The luminosity of the Milky Way galaxy according to this is $5\times10^{36}$ Watts, but this number suggests that there are about 10 billion stars with Solar luminosities in the Milky Way, which doesn't sound right considering that the Milky Way contains 200-400 billion stars of different luminosities.
The same goes for Andromeda, it has a luminosity similar to the Milky Way with even more stars.
I know red dwarfs are the most abundant type of stars and their luminosities are much less than the Solar luminosity, but still, that would mean that both the Milky Way and Andromeda must contain much less than 10 billion stars with masses > 1 solar mass.
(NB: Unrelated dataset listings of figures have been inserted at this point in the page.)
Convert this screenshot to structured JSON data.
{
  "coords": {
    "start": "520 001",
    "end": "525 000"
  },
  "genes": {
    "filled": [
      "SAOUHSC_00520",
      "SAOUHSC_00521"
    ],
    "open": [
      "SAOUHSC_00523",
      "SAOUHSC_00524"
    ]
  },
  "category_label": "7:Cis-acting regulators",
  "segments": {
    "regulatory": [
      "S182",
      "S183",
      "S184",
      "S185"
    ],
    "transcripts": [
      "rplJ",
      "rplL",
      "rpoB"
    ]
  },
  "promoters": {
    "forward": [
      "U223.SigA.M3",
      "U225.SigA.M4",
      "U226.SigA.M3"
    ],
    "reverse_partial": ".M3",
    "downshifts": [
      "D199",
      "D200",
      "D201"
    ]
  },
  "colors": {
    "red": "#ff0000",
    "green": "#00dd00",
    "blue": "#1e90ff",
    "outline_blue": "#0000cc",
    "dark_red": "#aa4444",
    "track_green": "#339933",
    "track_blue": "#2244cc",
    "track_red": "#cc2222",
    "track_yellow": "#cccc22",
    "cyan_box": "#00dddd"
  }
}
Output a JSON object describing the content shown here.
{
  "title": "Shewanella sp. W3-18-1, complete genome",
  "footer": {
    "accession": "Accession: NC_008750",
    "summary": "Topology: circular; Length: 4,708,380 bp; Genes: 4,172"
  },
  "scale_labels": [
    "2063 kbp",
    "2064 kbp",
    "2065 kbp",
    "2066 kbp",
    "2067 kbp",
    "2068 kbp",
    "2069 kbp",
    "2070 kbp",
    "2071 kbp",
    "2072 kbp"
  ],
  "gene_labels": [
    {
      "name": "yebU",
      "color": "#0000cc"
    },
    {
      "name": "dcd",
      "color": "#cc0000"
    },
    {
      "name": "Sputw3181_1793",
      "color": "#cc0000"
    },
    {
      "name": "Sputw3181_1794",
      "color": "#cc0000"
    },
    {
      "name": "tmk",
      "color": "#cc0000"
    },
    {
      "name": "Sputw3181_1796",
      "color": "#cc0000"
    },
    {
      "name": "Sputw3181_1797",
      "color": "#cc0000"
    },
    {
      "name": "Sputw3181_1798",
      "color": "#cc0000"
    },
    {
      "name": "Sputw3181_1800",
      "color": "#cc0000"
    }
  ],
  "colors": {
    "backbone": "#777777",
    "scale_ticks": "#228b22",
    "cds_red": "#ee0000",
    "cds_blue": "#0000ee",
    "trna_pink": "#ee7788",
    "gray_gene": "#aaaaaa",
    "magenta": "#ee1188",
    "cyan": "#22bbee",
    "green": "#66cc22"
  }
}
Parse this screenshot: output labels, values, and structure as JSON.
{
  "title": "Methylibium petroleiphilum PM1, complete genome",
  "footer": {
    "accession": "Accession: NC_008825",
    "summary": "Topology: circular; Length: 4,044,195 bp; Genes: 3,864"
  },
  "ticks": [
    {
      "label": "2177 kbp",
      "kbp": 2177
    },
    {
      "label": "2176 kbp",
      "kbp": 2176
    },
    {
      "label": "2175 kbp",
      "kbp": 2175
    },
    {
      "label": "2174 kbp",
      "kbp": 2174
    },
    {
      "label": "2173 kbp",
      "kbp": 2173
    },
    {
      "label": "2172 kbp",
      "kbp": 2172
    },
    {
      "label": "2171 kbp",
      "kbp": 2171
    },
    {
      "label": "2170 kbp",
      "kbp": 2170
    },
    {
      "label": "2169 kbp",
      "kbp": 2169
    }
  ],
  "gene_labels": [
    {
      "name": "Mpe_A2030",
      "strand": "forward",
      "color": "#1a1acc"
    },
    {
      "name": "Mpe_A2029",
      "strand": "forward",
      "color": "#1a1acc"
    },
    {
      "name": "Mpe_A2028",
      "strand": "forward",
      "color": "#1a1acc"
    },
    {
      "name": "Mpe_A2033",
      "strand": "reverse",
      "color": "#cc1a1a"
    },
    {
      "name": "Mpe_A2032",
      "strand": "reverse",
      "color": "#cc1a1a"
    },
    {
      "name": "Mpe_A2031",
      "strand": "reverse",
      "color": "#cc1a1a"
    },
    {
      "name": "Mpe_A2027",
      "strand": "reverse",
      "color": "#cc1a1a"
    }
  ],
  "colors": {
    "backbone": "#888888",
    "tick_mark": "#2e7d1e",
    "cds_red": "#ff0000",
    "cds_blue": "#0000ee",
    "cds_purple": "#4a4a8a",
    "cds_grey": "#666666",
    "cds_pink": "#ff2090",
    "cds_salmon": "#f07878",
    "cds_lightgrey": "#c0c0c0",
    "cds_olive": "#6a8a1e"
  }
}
Does that sound correct ?
Answer
It turns out that it is the distribution of birth stellar masses and most importantly, the lifetimes of stars as a function of mass that are responsible for your result.
Let's fix the number of stars at 200 billion. Then let's assume they follow the "Salpeter birth mass function" so that $n(M) \propto M^{-2.3}$ (where $M$ is in solar masses) for $M>0.1$ to much larger masses. There are more complicated mass function known now - Kroupa multiple power laws, Chabrier lognormal, which say there are fewer low mass stars than predicted by Salpeter, but they don't change the gist of the argument. Using the total number of stars in the Galaxy, we equate to the integral of $N(M)$ to get the constant of proportionality: thus $$n(M) = 1.3\times10^{10} M^{-2.3}.$$
Now let's assume most stars are on the main sequence and that the luminosity scales roughly as $L = M^{3.5}$ ($L$ is also in solar units), thus $dL/dM = 3.5 M^{2.5}$.
We now say $n(L) = n(M)\times dM/dL$ and obtain $$ n(L) = 3.7\times10^{9} M^{-4.8} = 3.7\times10^{9} L^{-1.37}.$$
The total luminosity of a collection of star between two luminosity intervals is $$ L_{\rm galaxy} = \int^{L_2}_{L_1} n(L) L \ dL = 5.9\times 10^{9} \left[L^{0.63} \right]^{L_{2}}_{L_1}$$ This equation shows that although there are far more low-mass stars than high mass stars in the Galaxy, it is the higher mass stars that dominate the luminosity.
If we take $L_1=0.1^{3.5}$ we can ask what is the upper limit $L_2$ that gives $L_{\rm galaxy} = 1.3\times 10^{10} L_{\odot}$ ($=5\times10^{36}$ W)?
The answer is only $3.5L_{\odot}$. But we see many stars in the Galaxy that are way brighter than this, so surely the Galaxy ought to be much brighter?
The flaw in the above chain of reasoning is that the Salpeter mass function represents the birth mass function, and not the present-day mass function. Most of the stars present in the Galaxy were born about 10-12 billion years ago. The lifetime of a star on the main sequence is roughly $10^{10} M/L = 10^{10} M^{-2.5}$ years. So most of the high mass stars in the calculation I did above have vanished long ago, so the mass function effectively begins to be truncated above about $0.9M_{\odot}$. But that also then means that because the luminosity is dominated by the most luminous stars, the luminosity of the galaxy is effectively the number of $\sim 1M_{\odot}$ stars times a solar luminosity.
My Salpeter mass function above coincidentally does give that there are $\sim 10^{10}$ star with $M>1M_{\odot}$ in the Galaxy. However you should think of this as there have been $\sim 10^{10}$ stars with $M>1 M_{\odot}$ born in our Galaxy. A large fraction of these are not around today, and that is actually the lesson one learns from the integrated luminosity number you quote!
EDIT: A postscript on some of the assumptions made. The Galaxy is much more complicated than this. "Most of the stars present in the Galaxy were born 10-12 billion years go". This is probably not quite correct, depending on where you look. The bulge of the Galaxy contains about 50 billion stars and was created in the first billion years or so. The halo also formed early and quickly, but probably only contains a few percent of the stellar mass. The moderately metal-poor thick disk contains perhaps another 10-20% and was formed in the first few billion years. The rest (50%) of the mass is in the disk and was formed quasi-continuously over abut 8-10 billion years. (Source - Wyse (2009)). None of this detail alters the main argument, but lowers the fraction of $>1M_{\odot}$ stars that have been born but already died.
A second point though is assuming that the luminosity of the Galaxy is dominated by main sequence stars. This is only true at ultraviolet and blue wavelengths. At red and infrared wavelengths evolved red giants are dominant. The way this alters the argument is that some fraction of the "dead" massive stars are actually red giants which typically survive for only a few percent of their main sequence lifetime, but are orders of magnitude more luminous during this period. This means the contribution of of the typical low-mass main sequence stars that dominate the stellar numbers is even less significant than the calculation above suggests.